Mitro, a password manager app for individuals and groups that Twitter acquired last year, is shutting down the free tool on Aug. 31. Mitro announced the news today in a tweet.

Users can export their data now. Starting on July 18, you won’t be able to create a new account. On Sept. 13, all data will be deleted.

“We have been maintaining Mitro in our spare time, using our own money,” Mitro said today on a new page on its website. “At this point, the cost and administrative burden has become too much. We do not have time to properly manage a service that people rely on for their security. As a result, we need to stop running it.”

The Mitro team recommended that people switch to another password manager like 1Password, Dashlane, or LastPass. But if the shutdown will cause “an extreme hardship,” the Mitro team wrote, people can pay at least $200 per month to keep Mitro alive if they email “It’s possible we could extend its life until December 2015, but this seems extremely unlikely at this point,” Mitro wrote.

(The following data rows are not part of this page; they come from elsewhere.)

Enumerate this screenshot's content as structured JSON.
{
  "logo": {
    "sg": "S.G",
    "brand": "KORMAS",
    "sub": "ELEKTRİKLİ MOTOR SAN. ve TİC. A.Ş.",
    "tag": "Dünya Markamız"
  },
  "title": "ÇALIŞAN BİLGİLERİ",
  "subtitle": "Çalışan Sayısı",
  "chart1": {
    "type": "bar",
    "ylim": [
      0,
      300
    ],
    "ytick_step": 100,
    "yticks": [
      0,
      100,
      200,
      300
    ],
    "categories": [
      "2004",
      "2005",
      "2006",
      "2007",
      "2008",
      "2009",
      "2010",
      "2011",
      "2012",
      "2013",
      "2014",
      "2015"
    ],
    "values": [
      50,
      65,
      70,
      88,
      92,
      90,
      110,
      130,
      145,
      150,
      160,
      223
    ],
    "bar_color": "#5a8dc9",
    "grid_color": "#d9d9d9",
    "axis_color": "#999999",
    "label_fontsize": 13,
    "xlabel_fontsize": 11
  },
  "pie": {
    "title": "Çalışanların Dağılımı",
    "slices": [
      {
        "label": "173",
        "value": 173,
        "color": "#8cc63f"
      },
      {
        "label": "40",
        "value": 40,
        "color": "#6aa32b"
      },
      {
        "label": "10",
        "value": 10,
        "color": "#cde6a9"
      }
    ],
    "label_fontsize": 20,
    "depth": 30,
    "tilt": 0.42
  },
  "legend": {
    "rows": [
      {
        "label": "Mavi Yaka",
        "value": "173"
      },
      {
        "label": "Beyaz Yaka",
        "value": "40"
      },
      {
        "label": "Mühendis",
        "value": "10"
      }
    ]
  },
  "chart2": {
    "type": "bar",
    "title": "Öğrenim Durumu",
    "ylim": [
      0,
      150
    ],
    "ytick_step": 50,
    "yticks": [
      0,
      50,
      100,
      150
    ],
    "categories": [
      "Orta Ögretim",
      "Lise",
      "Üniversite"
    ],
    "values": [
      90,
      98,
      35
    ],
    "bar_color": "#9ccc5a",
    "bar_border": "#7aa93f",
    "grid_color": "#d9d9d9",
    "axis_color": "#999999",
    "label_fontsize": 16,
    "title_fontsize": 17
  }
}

It’s not surprising that Twitter is going down this path with Mitro, given that the same thing has happened to other properties Twitter has acquired like Summify, We Are Hunted, Posterous, Whetlab, and TenXer.

Still, it’s interesting because the Mitro team specifically went out of its way to open-source the client and server code for its app. That’s unusual for a Twitter acquisition these days.

Mitro started in 2012 and was based in New York. Investors included Google Ventures and Matrix Partners.